O projeto o descreve como um bandeirante paulista com intensa atuação no povoamento e na colonização da província de São Vicente. Morto em 1681, Fernão Dias foi capitão de ordenanças e juiz ordinário, mas se notabilizou como conquistador do sertão e explorador de povos indígenas e sua busca alucinada por metais preciosos — o que lhe rendeu a alcunha de "Caçador de Esmeraldas".

O bandeirante paulista é nome de estrada e tem estátuas em sua homenagem por todo canto. Na gestão do carioca Tarcísio de Freitas (Republicanos), ele será também celebrado como nome de estação de metrô.

A láurea será exposta na ex-futura estação Educador Paulo Freire, a ser construída em um ponto entre a avenida homônima do patrono da educação brasileira e próxima à rodovia Fernão Dias, em São Paulo.

Não seria no governo de um ex-ministro de Jair Bolsonaro (PL) que o educador espinafrado pela ala mais obtusa da direita brasileira viraria nome de estação.

A mudança não representa qualquer reordenamento na engenharia de tráfego da capital, mas deixa o ex-ministro da Infraestrutura mais próximo da passarela que liga sua gestão à base bolsonarista, em disputa desde que o ex-presidente viajou a Miami para descansar e nunca mais voltou.

Dos EUA, Bolsonaro assiste à avalanche de suspeitas sobre uso da máquina pública em benefício próprio ao longo de seu mandato. A escalação de ministros e subordinados militares para caçar joias preciosas presenteadas pela Arábia Saudita pode se desdobrar em encrencas judiciais mais caras do que os R$ 16,5 milhões em muamba. É bem provável que ele não esteja na pista nas próximas eleições presidenciais.

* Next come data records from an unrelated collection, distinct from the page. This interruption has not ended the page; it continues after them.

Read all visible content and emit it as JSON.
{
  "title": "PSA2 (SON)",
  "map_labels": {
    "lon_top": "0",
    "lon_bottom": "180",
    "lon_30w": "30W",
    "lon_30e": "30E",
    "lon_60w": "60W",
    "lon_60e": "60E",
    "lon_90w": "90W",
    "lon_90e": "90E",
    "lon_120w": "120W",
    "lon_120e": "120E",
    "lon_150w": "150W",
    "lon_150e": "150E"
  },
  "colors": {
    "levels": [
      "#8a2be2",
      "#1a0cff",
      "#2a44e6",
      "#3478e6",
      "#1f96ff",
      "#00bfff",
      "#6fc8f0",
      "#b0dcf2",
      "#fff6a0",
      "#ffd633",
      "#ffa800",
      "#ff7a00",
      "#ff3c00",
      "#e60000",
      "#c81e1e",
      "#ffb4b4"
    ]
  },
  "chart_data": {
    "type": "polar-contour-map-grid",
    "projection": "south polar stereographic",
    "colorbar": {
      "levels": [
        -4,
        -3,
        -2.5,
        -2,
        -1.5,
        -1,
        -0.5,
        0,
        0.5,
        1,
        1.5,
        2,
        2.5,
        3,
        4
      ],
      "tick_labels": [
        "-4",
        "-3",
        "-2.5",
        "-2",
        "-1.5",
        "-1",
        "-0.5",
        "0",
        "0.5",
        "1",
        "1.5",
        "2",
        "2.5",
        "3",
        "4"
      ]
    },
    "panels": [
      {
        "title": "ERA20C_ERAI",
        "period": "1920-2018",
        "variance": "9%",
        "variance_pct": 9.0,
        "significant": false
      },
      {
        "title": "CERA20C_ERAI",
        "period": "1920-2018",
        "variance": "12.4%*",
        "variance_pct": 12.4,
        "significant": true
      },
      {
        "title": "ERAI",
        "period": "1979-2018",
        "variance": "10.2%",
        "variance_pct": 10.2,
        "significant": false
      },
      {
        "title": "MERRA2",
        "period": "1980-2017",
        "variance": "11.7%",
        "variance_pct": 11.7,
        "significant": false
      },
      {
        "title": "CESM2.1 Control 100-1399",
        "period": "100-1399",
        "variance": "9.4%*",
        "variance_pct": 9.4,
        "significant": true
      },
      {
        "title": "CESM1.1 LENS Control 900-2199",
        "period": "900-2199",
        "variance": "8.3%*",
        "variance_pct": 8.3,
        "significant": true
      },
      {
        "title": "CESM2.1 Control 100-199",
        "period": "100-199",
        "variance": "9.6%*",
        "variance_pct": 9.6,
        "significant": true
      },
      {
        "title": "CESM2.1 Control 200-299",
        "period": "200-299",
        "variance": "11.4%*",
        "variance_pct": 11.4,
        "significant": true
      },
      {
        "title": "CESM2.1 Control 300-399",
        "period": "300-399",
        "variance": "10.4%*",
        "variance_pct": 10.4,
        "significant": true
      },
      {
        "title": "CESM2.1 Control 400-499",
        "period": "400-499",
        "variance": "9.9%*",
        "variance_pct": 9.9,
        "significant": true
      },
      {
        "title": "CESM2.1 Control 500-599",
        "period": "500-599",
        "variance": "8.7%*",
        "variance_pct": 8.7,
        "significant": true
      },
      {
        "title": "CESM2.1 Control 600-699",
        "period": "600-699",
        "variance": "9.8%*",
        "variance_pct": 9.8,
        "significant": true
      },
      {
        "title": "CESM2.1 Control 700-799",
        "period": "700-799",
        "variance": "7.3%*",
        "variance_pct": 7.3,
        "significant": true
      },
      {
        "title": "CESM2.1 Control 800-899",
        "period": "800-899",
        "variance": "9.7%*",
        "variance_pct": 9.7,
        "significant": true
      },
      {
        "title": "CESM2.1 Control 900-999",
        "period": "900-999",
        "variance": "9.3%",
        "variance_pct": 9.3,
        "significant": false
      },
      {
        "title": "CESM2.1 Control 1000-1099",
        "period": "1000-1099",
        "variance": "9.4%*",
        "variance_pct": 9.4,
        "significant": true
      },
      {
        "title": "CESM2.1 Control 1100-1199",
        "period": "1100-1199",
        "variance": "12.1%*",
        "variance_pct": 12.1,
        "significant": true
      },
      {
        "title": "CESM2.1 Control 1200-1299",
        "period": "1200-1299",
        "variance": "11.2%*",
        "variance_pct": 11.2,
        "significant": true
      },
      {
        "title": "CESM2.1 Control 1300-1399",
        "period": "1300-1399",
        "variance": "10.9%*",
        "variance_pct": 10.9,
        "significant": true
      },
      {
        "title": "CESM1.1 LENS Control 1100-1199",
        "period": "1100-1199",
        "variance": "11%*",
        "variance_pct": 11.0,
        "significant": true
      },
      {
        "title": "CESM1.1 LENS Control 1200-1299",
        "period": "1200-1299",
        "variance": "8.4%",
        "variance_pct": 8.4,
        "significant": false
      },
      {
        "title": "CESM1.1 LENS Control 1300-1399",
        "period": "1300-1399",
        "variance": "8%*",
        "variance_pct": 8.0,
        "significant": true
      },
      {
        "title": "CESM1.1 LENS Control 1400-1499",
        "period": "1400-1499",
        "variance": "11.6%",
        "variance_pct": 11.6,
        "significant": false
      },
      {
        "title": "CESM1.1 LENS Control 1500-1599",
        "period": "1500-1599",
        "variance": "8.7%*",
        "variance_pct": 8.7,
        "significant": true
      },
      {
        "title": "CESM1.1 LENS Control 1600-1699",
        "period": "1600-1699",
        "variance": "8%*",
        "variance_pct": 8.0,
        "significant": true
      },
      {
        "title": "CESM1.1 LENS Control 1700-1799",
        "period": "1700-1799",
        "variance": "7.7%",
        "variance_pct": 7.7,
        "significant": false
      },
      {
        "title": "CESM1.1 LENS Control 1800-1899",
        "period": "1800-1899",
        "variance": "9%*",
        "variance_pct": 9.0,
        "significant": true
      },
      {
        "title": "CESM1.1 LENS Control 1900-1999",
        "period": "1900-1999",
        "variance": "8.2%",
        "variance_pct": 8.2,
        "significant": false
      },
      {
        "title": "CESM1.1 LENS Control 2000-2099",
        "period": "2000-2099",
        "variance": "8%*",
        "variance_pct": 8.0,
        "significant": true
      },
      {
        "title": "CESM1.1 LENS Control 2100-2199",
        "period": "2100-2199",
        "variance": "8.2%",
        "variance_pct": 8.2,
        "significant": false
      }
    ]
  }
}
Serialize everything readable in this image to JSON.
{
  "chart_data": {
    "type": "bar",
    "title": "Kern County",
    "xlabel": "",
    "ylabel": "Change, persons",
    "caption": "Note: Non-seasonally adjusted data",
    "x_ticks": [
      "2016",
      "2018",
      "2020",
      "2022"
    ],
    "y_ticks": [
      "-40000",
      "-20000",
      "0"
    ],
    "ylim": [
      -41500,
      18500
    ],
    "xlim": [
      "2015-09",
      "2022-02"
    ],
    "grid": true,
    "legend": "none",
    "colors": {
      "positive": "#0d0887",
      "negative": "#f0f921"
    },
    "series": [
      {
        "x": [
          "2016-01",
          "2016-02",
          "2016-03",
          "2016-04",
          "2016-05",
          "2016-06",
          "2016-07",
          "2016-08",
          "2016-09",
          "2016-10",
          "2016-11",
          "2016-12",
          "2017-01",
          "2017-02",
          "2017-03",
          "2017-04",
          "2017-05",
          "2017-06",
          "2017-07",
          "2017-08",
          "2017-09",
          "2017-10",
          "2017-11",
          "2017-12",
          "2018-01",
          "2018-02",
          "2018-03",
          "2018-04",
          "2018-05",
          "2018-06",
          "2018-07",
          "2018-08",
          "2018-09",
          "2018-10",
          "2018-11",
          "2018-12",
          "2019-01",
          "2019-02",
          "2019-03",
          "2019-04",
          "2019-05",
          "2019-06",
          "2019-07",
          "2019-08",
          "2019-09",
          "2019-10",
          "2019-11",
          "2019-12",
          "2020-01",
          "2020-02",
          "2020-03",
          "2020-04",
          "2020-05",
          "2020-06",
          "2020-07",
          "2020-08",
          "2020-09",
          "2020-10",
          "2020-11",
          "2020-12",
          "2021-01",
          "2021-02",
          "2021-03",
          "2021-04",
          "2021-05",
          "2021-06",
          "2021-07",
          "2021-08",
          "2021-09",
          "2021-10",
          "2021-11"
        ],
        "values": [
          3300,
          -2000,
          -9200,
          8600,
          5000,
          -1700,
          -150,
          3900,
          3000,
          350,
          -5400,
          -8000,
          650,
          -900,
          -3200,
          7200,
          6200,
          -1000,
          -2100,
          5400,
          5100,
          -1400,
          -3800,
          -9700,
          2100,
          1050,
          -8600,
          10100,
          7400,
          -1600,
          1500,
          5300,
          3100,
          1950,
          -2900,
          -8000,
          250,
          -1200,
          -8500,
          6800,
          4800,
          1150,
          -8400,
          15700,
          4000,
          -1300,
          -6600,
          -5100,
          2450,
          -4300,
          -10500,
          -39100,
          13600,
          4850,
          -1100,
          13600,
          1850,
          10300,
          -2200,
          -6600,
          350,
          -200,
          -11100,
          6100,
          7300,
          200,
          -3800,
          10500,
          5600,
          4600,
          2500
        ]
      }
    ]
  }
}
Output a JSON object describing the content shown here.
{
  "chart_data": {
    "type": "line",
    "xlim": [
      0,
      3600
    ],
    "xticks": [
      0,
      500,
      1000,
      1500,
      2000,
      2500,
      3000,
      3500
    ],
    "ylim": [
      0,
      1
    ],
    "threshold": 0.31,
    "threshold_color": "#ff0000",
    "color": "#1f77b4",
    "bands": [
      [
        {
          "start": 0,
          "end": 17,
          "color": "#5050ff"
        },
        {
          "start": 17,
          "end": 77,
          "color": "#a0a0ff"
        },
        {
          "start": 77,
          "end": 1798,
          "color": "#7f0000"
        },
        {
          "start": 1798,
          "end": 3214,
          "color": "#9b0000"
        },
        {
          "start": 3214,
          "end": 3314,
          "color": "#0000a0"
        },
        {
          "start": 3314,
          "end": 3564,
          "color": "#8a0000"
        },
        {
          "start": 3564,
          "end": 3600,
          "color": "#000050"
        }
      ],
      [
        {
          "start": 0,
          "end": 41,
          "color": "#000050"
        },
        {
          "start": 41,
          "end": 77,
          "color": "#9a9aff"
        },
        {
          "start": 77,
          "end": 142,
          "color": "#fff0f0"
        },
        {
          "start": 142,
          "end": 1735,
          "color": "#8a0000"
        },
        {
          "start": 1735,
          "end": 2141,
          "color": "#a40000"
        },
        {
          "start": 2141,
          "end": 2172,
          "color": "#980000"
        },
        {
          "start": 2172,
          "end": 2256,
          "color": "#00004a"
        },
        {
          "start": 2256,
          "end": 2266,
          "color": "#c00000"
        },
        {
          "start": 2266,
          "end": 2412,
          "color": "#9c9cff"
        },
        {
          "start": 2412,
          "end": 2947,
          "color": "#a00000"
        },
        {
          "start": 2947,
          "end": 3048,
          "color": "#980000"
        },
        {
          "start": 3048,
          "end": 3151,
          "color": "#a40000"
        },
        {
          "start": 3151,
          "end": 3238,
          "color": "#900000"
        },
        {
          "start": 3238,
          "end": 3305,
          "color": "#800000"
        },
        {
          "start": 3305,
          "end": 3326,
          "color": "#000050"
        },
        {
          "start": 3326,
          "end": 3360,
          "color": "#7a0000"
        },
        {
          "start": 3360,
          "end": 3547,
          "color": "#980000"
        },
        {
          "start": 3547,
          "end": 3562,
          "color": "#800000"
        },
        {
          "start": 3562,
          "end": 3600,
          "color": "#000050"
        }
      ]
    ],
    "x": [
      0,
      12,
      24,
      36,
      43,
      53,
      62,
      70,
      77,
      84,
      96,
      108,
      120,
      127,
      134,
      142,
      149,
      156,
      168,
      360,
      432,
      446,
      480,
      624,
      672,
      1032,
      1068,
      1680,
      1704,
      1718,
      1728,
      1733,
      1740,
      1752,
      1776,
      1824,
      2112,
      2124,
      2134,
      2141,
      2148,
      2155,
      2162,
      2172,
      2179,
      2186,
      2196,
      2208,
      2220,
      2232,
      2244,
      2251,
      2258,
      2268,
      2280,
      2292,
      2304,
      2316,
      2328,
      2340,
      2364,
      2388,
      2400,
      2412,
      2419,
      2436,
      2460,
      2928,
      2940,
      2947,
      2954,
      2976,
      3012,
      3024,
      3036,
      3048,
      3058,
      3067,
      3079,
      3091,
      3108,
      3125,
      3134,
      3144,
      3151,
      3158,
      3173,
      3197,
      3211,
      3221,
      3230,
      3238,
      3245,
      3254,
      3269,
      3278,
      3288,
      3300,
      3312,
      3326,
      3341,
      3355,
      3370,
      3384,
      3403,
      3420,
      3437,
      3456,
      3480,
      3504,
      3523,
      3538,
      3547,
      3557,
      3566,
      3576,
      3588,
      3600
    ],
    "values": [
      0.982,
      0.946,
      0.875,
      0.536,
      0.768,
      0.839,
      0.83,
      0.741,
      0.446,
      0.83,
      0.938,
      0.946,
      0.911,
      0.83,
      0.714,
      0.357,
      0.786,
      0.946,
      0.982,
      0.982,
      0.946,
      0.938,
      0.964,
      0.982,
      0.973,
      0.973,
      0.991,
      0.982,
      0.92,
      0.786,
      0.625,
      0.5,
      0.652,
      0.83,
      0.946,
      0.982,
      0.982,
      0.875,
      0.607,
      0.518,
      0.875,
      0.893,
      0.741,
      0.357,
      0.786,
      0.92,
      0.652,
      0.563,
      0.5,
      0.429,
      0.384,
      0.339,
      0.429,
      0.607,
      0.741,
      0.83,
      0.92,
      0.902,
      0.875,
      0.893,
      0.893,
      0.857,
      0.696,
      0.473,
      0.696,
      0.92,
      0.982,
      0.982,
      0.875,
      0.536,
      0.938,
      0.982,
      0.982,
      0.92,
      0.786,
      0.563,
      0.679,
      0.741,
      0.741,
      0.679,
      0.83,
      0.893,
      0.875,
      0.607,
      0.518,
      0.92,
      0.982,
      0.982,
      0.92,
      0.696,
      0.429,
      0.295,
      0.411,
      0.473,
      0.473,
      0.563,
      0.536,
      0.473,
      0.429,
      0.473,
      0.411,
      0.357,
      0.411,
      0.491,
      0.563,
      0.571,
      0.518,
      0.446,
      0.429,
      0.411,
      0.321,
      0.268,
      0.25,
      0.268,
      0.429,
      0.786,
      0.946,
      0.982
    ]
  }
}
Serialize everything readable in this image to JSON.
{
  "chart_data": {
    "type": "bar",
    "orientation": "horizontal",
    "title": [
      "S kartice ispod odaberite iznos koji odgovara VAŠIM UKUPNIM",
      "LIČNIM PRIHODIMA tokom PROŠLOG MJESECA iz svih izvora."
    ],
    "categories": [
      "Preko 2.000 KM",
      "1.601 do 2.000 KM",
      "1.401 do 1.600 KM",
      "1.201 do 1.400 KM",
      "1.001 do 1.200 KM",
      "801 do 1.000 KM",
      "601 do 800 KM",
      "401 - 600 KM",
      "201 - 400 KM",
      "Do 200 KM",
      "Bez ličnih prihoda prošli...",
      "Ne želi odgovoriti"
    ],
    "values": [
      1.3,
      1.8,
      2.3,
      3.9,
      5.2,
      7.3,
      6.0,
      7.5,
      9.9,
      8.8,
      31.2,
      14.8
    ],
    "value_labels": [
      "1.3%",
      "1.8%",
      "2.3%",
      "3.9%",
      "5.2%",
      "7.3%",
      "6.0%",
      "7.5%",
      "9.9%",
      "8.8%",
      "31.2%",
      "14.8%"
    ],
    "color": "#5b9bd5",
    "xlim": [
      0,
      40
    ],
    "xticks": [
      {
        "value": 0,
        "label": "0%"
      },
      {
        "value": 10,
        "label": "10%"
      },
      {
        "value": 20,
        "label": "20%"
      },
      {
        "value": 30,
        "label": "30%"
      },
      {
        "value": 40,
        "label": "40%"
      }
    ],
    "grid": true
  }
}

Como não existe vácuo de poder, seu espólio tem sido pleiteado por diversos atores do entorno bolsonarista.

Valdemar Costa Neto, presidente do PL, já lançou a ex-primeira-dama Michelle Bolsonaro como candidata a presidente.

No Congresso, já tem deputado disposto a vestir peruca para alcançar engajamento e se projetar nacionalmente.

Bolsonaro acompanha de longe as movimentações. Mas não com indiferença.

No começo da semana, ele apareceu em vídeo durante uma reunião do PL no Rio que tinha como objetivo projetar o futuro da legenda (logo, do bolsonarismo).

Bolsonaro entrou em campo para barrar a disposição do partido de lançar seu ex-ministro Walter Braga Netto a candidato a prefeito na capital fluminense.

O assento deve ser reservado a um de seus filhos.

Bolsonaro prefere que seu ex-candidato a vice se concentre em organizar as bases nacionais do movimento.

Essa organização tem em São Paulo, por onde se elegeu o deputado federal Eduardo Bolsonaro (PL), a principal joia da coroa.

Em seus primeiros meses de mandato, entre marteladas e assopros, Tarcísio de Freitas tem dado sinais dúbios sobre o nível de radicalismo que estava disposto a alimentar no Palácio dos Bandeirantes.

Ele reviu, por exemplo, a promessa de retirar as câmeras das fardas de policiais em operações no estado.

Em fevereiro, Tarcísio posou ao lado do presidente Lula (PT) durante uma coletiva para anunciar a liberação de recursos para a reconstrução do litoral norte paulista, arrasado pelas fortes chuvas registradas daquele mês.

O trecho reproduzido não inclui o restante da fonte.